Working from a screenplay credited to his "Cliffhanger" collaborator Stallone, director Renny Harlin ("Deep Blue Sea," "The Long Kiss Goodnight") has the raw materials to move above and beyond where other films of this cloth have failed. Stallone has written a flawed, but essentially workable screenplay that surprises with sophisticated character traits and loyalties. There is a tendency for this type of big-budgeted film to fall in love with one-dimensional characters who find themselves in corners real people wouldn't go into. "Driven" often desires to create more practical characters that are realistically distressed and unmistakably human.
For instance, in Stallone's script, the Til Schweiger character is not the baneful race king out to crush his competition. He is more of a self-conscious driver with far too much baggage in his life, forcing him to unwillingly hurt his girlfriend and blindly chase Jimmy for the title. You don't normally get that kind of depth in the supporting characters, especially from the so-called "Villain" of the piece. Estella Warren is also given more emotional depth than her role the token woman typically allows.
The trouble is that Harlin who has had no problem with his visual techniques before is second guessing the screenplay by over-amping the visuals and suffocating any sort of dramatic tension with his newfound discovery of rapid-fire editing. For the first time in his career, Harlin is stepping into that detestable Michael Bay territory where the director has no faith in the material and is unable to sit still for 5 seconds. By choosing fireworks over the fires within, and gloss where there should be grimy emotional progress, Harlin strikes out with "Driven" by whoring it out as ADD porn for the restless.
Sadly, restless is what I became with "Driven." I have always supported and admired Harlin's keen instincts for extravagance and action, and the man does have one of the more fluid methods of filmmaking in Hollywood today. But with "Driven," Harlin has taken a step backwards in his style. By overcompensating so drastically, Harlin keeps "Driven" permanently in the pit stop.
There is something admirable about Stallone writing himself a supporting role.

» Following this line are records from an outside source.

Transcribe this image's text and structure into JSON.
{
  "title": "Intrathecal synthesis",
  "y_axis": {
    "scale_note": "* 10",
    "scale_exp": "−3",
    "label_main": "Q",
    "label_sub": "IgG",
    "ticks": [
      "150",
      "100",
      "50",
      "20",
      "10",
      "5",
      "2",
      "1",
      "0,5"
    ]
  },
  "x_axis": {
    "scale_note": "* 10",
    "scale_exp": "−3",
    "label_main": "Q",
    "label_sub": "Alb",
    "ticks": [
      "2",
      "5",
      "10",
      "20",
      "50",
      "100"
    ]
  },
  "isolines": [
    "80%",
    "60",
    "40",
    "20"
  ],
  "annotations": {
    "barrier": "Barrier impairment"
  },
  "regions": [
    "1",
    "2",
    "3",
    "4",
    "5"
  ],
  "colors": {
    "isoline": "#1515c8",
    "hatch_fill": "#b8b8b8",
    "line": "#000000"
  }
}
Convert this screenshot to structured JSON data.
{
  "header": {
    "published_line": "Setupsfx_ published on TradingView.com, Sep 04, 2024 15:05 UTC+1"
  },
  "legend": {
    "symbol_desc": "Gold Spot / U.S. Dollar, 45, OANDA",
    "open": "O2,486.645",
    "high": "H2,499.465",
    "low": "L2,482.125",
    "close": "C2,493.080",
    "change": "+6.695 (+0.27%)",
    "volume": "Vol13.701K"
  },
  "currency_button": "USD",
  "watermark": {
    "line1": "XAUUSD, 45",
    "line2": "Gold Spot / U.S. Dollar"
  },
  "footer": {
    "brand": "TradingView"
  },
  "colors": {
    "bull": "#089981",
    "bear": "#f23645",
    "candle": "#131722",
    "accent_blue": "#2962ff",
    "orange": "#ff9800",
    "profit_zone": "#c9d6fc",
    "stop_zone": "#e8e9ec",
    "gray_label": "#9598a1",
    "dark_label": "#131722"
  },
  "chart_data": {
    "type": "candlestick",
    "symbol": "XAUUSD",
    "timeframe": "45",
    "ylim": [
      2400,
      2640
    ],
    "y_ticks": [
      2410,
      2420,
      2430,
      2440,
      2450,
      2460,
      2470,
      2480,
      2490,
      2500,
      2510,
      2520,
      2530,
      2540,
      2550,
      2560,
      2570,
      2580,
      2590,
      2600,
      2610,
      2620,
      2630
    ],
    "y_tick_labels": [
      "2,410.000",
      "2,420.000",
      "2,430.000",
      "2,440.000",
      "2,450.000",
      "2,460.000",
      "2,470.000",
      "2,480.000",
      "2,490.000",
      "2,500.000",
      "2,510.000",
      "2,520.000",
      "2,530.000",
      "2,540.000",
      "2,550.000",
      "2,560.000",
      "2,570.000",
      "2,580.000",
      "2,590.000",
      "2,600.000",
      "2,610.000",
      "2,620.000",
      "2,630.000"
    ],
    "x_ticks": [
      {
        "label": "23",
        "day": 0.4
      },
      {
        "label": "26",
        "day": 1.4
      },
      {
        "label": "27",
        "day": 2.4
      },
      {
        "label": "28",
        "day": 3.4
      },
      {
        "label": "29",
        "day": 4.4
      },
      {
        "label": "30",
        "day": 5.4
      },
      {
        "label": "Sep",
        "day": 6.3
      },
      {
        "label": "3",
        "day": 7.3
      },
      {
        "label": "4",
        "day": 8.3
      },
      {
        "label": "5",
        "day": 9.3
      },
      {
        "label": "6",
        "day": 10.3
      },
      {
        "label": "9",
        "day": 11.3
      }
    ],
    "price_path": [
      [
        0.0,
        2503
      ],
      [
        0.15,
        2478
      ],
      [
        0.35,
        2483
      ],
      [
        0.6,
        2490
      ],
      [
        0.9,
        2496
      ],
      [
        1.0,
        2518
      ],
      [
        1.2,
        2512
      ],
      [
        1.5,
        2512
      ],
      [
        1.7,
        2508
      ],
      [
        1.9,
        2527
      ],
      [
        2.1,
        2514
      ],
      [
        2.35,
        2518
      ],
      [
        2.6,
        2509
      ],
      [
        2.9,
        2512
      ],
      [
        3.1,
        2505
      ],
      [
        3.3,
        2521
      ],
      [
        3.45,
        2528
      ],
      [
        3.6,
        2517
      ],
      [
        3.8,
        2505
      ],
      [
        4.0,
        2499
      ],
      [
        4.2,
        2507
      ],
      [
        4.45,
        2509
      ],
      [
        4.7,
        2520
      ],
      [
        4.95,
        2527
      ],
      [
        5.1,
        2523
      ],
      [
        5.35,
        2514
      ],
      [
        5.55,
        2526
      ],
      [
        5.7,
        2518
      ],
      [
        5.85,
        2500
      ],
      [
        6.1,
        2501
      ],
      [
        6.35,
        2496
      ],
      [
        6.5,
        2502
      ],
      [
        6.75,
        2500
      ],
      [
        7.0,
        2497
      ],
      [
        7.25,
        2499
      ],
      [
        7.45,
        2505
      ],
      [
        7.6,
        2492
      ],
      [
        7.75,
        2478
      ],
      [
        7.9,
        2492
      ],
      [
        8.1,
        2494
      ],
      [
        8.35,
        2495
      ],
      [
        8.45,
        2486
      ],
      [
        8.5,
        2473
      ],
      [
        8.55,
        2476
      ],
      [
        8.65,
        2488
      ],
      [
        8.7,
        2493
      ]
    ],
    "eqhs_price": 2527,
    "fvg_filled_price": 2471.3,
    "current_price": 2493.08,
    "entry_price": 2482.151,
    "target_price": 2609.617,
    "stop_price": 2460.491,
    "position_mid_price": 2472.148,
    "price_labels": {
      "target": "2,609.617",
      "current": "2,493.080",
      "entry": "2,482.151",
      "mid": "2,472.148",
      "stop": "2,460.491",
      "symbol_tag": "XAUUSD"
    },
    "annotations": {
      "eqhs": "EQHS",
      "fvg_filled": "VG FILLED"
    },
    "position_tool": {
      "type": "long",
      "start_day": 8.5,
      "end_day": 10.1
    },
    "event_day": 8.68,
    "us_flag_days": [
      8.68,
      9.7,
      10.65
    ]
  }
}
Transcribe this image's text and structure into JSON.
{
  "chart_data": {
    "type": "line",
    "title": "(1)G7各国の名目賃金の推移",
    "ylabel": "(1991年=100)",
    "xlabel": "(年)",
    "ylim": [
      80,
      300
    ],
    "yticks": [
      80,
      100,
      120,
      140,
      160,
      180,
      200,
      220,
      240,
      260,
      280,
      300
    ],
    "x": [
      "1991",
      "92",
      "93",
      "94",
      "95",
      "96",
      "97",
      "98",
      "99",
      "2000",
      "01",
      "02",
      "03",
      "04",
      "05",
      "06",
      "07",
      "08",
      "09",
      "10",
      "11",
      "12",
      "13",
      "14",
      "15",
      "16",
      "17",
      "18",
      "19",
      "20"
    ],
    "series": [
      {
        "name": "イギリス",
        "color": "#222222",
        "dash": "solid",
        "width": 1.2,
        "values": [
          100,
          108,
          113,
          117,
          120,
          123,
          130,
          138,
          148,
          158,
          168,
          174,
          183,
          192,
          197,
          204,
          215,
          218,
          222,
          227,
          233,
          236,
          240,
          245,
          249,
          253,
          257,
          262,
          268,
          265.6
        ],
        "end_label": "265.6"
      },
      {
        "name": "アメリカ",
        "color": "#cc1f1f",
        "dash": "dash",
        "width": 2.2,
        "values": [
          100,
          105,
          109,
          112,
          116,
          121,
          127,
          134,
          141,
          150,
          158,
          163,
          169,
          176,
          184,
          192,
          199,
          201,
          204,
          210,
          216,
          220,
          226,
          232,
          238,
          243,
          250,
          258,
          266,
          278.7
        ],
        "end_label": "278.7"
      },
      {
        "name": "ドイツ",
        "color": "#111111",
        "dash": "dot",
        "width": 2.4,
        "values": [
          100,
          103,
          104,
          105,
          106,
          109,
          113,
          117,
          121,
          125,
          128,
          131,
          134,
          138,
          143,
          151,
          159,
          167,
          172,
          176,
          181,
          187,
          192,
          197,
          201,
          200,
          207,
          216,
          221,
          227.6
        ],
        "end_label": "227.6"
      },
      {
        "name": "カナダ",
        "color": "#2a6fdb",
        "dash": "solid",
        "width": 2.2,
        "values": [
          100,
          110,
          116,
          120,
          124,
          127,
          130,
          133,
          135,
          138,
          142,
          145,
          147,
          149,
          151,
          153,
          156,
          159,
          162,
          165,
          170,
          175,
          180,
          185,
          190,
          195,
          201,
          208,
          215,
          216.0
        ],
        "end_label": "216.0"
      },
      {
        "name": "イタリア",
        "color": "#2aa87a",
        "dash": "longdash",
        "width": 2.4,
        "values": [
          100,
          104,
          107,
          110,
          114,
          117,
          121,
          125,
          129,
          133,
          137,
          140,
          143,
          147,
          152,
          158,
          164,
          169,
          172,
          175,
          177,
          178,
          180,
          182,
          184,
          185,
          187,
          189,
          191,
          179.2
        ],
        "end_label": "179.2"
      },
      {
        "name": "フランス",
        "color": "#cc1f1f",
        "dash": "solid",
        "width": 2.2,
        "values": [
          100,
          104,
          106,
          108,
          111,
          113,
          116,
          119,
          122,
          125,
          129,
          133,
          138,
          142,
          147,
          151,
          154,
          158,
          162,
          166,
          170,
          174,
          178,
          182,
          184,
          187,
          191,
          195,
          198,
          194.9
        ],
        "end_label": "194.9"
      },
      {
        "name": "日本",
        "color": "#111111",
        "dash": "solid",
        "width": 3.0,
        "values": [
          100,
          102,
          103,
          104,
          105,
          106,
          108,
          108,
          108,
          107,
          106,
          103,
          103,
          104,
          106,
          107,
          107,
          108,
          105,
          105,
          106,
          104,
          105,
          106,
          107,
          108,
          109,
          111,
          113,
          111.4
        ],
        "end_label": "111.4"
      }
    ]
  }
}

A true veteran of cinema, Stallone hands over the reigns to aspiring star Kip Pardue to guide the film. Yet, for all the trouble the production goes to keep Stallone out of the driver's seat, I privately wished for the duration of the entire movie that Stallone would step out of the shadows and take back the film with his cozy charm and abilities. But that moment never comes. Pardue gives one supremely bad performance as the troubled CART superstar. Blown off the screen by the entire cast (even supermodel Estella Warren has a nice film debut here), Pardue just doesn't have the skills to muster the kind of poignancy this character needs.
But we're not here for the actors, are we? The CART races are what we show up for and Harlin doesn't disappoint. Fast, fluid, and sonically ambitious, the racing scenes keep "Driven" from falling apart. Harlin pulls out all the stops when the cars rev up. Notably breathtaking is a set piece where Joe and Jimmy race their cars through the streets of Chicago. This type of kinetic action is Harlin's specialty, and that's when "Driven" fires on all cylinders.
As a testosterone orgy of squealing tires, loving closeups of the female anatomy, and car crashes, "Driven" is "Citizen Kane." It's only when Harlin tries to piece it all into a cohesive movie that the trouble starts. "Driven" is diverting and exciting (in a strobe light kind of way), but all the participants are slumming when a little faith from Harlin in their talents would've worked just fine.